Friday, August 7, 2015

Patent-Terahertz pulse radiation in treating skin disorders

USPTO Applicaton #: #20150217131 
Inventors: Lyubov TitovaFrank HegmannOlga Kovalchuk

Abstract: The disclosure provides methods for the treatment of skin disorders through the use of minimally invasive terahertz radiation. The method includes exposing skin cells to terahertz radiation in amount sufficient to modulate gene expression in the skin cells.

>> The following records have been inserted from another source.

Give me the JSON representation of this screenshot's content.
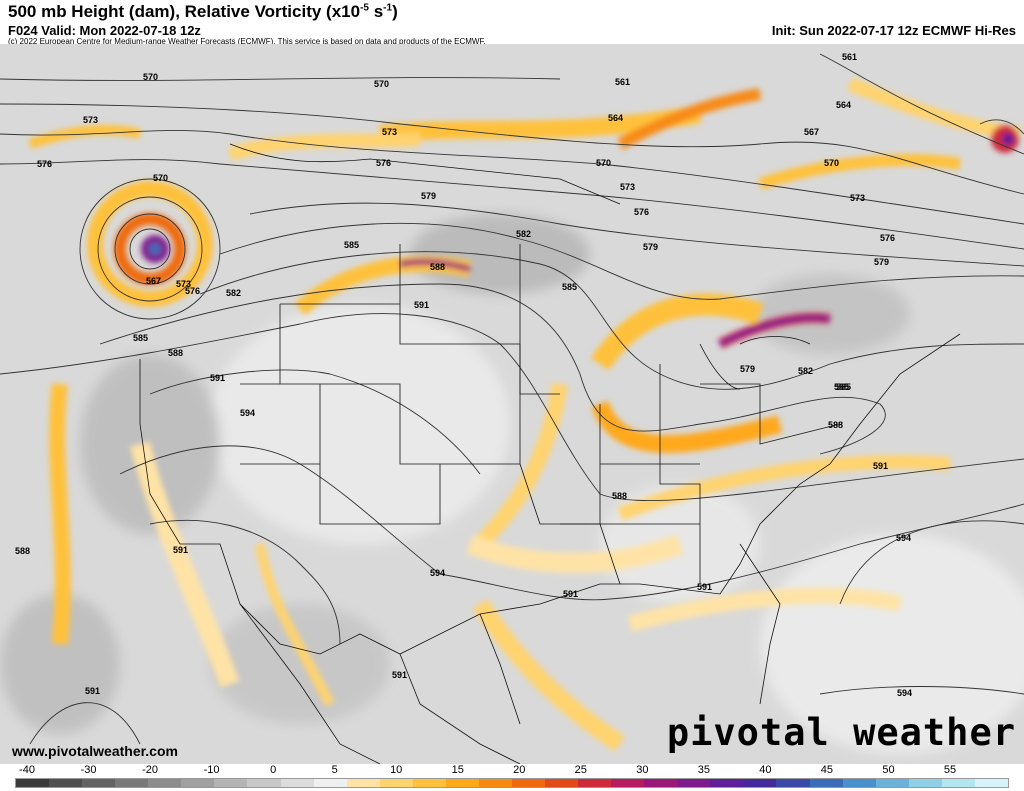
{
  "header": {
    "title": "500 mb Height (dam), Relative Vorticity (x10",
    "title_exp1": "-5",
    "title_mid": " s",
    "title_exp2": "-1",
    "title_end": ")",
    "valid": "F024 Valid: Mon 2022-07-18 12z",
    "init": "Init: Sun 2022-07-17 12z ECMWF Hi-Res",
    "credit": "(c) 2022 European Centre for Medium-range Weather Forecasts (ECMWF). This service is based on data and products of the ECMWF."
  },
  "footer": {
    "url": "www.pivotalweather.com",
    "brand": "pivotal weather"
  },
  "contour_labels": [
    "570",
    "573",
    "576",
    "570",
    "573",
    "576",
    "570",
    "561",
    "564",
    "567",
    "561",
    "564",
    "570",
    "573",
    "579",
    "576",
    "573",
    "570",
    "576",
    "579",
    "582",
    "585",
    "588",
    "579",
    "585",
    "591",
    "582",
    "576",
    "585",
    "573",
    "588",
    "591",
    "594",
    "585",
    "582",
    "579",
    "585",
    "588",
    "591",
    "588",
    "591",
    "594",
    "594",
    "591",
    "591",
    "591",
    "588",
    "594",
    "591",
    "567"
  ],
  "colorbar": {
    "ticks": [
      "-40",
      "-30",
      "-20",
      "-10",
      "0",
      "5",
      "10",
      "15",
      "20",
      "25",
      "30",
      "35",
      "40",
      "45",
      "50",
      "55"
    ],
    "colors": [
      "#3a3a3a",
      "#4f4f4f",
      "#636363",
      "#787878",
      "#8c8c8c",
      "#a0a0a0",
      "#b4b4b4",
      "#c8c8c8",
      "#dcdcdc",
      "#f0f0f0",
      "#ffe3a6",
      "#ffd36e",
      "#ffc13b",
      "#ffa81a",
      "#f88a12",
      "#ef6a0f",
      "#e34a1a",
      "#cf2a3c",
      "#b71c5e",
      "#9b1878",
      "#7e1a8e",
      "#5f1e9a",
      "#452a9c",
      "#3a4aa8",
      "#3a6cba",
      "#4a90cc",
      "#6ab2da",
      "#8ed0e6",
      "#b4e6f0",
      "#d6f4f8"
    ]
  }
}
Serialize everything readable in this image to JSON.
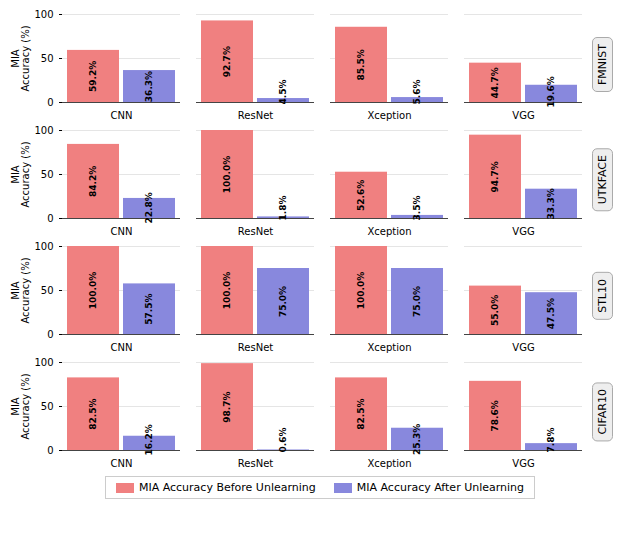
{
  "chart_data": [
    {
      "type": "bar",
      "title": "FMNIST",
      "categories": [
        "CNN",
        "ResNet",
        "Xception",
        "VGG"
      ],
      "series": [
        {
          "name": "MIA Accuracy Before Unlearning",
          "color": "#F08080",
          "values": [
            59.2,
            92.7,
            85.5,
            44.7
          ],
          "value_labels": [
            "59.2%",
            "92.7%",
            "85.5%",
            "44.7%"
          ]
        },
        {
          "name": "MIA Accuracy After Unlearning",
          "color": "#8888dd",
          "values": [
            36.3,
            4.5,
            5.6,
            19.6
          ],
          "value_labels": [
            "36.3%",
            "4.5%",
            "5.6%",
            "19.6%"
          ]
        }
      ],
      "ylabel": "MIA\nAccuracy (%)",
      "ylim": [
        0,
        100
      ],
      "yticks": [
        0,
        50,
        100
      ],
      "grid": true,
      "data_labels": true
    },
    {
      "type": "bar",
      "title": "UTKFACE",
      "categories": [
        "CNN",
        "ResNet",
        "Xception",
        "VGG"
      ],
      "series": [
        {
          "name": "MIA Accuracy Before Unlearning",
          "color": "#F08080",
          "values": [
            84.2,
            100.0,
            52.6,
            94.7
          ],
          "value_labels": [
            "84.2%",
            "100.0%",
            "52.6%",
            "94.7%"
          ]
        },
        {
          "name": "MIA Accuracy After Unlearning",
          "color": "#8888dd",
          "values": [
            22.8,
            1.8,
            3.5,
            33.3
          ],
          "value_labels": [
            "22.8%",
            "1.8%",
            "3.5%",
            "33.3%"
          ]
        }
      ],
      "ylabel": "MIA\nAccuracy (%)",
      "ylim": [
        0,
        100
      ],
      "yticks": [
        0,
        50,
        100
      ],
      "grid": true,
      "data_labels": true
    },
    {
      "type": "bar",
      "title": "STL10",
      "categories": [
        "CNN",
        "ResNet",
        "Xception",
        "VGG"
      ],
      "series": [
        {
          "name": "MIA Accuracy Before Unlearning",
          "color": "#F08080",
          "values": [
            100.0,
            100.0,
            100.0,
            55.0
          ],
          "value_labels": [
            "100.0%",
            "100.0%",
            "100.0%",
            "55.0%"
          ]
        },
        {
          "name": "MIA Accuracy After Unlearning",
          "color": "#8888dd",
          "values": [
            57.5,
            75.0,
            75.0,
            47.5
          ],
          "value_labels": [
            "57.5%",
            "75.0%",
            "75.0%",
            "47.5%"
          ]
        }
      ],
      "ylabel": "MIA\nAccuracy (%)",
      "ylim": [
        0,
        100
      ],
      "yticks": [
        0,
        50,
        100
      ],
      "grid": true,
      "data_labels": true
    },
    {
      "type": "bar",
      "title": "CIFAR10",
      "categories": [
        "CNN",
        "ResNet",
        "Xception",
        "VGG"
      ],
      "series": [
        {
          "name": "MIA Accuracy Before Unlearning",
          "color": "#F08080",
          "values": [
            82.5,
            98.7,
            82.5,
            78.6
          ],
          "value_labels": [
            "82.5%",
            "98.7%",
            "82.5%",
            "78.6%"
          ]
        },
        {
          "name": "MIA Accuracy After Unlearning",
          "color": "#8888dd",
          "values": [
            16.2,
            0.6,
            25.3,
            7.8
          ],
          "value_labels": [
            "16.2%",
            "0.6%",
            "25.3%",
            "7.8%"
          ]
        }
      ],
      "ylabel": "MIA\nAccuracy (%)",
      "ylim": [
        0,
        100
      ],
      "yticks": [
        0,
        50,
        100
      ],
      "grid": true,
      "data_labels": true,
      "legend": "bottom"
    }
  ]
}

The modulation of gene expression then results in a reduction of the disease state or aspects thereof in the exposed skin cells.

The Patent Description & Claims data below is from USPTO Patent Application 20150217131, Terahertz pulse radiation in treating skin disorders.

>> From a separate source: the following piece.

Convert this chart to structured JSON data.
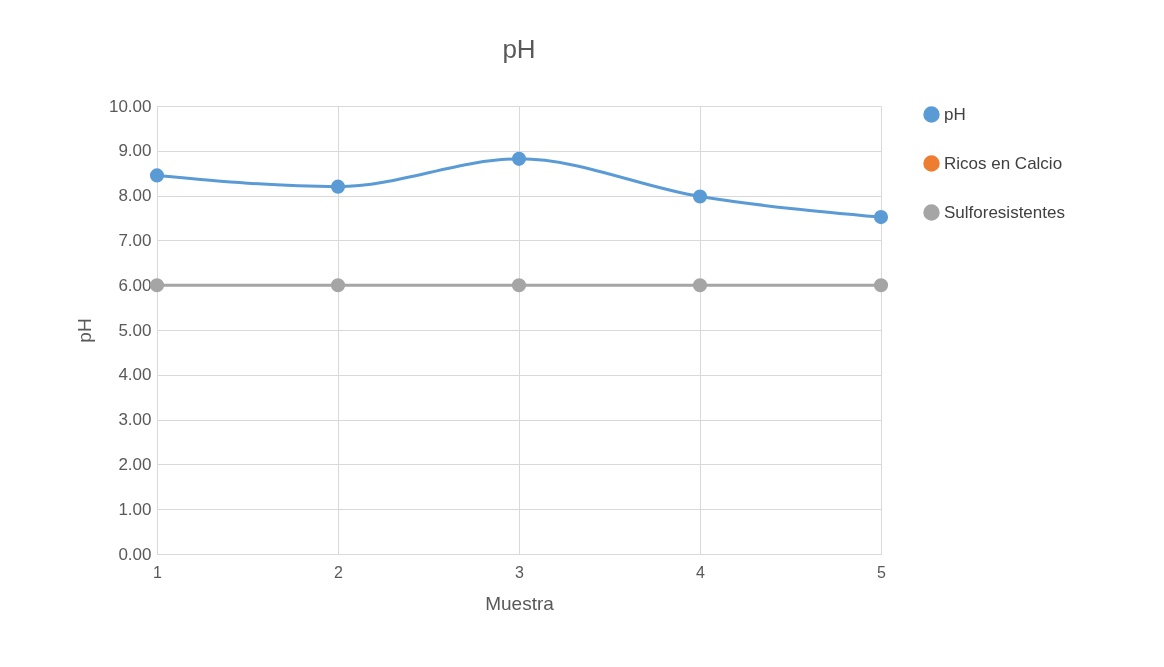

This application claims priority under 35 U.S.C. §119(e) to U.S. Provisional Patent Application No. 61/936,627, filed Feb. 6, 2014, which is incorporated herein by reference.

Non-melanoma skin cancer (NMSC) and psoriasis are two skin conditions that affect a large number of individuals each year. In the United States alone, there are over 3.5 million cases of NMSC while 1-3% of the population of the United States will develop psoriasis in their lifetime.
NMSC can be primarily divided into two types of skin cancers: squamous cell carcinomas and basal cell carcinomas. Basal cell carcinomas account for 80% of all NMSC cases. This type of cancer develops in cells in the lower epidermis. Such carcinomas occur most frequently on the face, ears, neck, scalp, shoulders, and back. Basal cell carcinoma is usually slow growing and rarely metastasizes, but it can cause significant local destruction and disfigurement if neglected or treated inadequately.
The remaining 20% of NMSC is squamous cell carcinoma. Squamous cell carcinoma develops in the upper most layers of the epidermis. Of the over 700,000 new cases of squamous cell carcinomas diagnosed each year in the United States, over 2,500 will result in death.
Psoriasis is a chronic immune mediated skin disorder effecting 1-3% of the population of the United States. Psoriasis is characterized by hyperplasia of keratinocytes resulting in thickening of the epidermis and the presence of red scaly plaques. The lesions in this chronic disease typically are subject to remissions and exacerbations. Some individuals with psoriasis can also develop psoriatic arthritis and joint pain. Moreover, psoriasis can also be a psychological burden on those afflicted by the disease when the affected skin areas are visible to others.
Current treatment of NMSC generally involves surgical excision of the tumor together with a margin of normal tissue and, when surgery is not feasible or desirable, destruction of the tumor cells by ionizing radiation or other means. Treatment for psoriasis involves topical applications, systemic treatments (e.g., drug injections), and phototherapy involving exposure to UV radiation.
Although each method of treatment can be relatively effective, each has its drawback. For example, removal of a NMSC patch can leave a visible scar. On the other hand, not only is moderate to severe psoriasis resistant to topical treatments, but because of its chronic and recurrent nature, systemic therapy or radiation is often required.
Therefore, there is a need for further methods of treating skin disorders that are rapid, minimally invasive, specific for skin, and easy to use.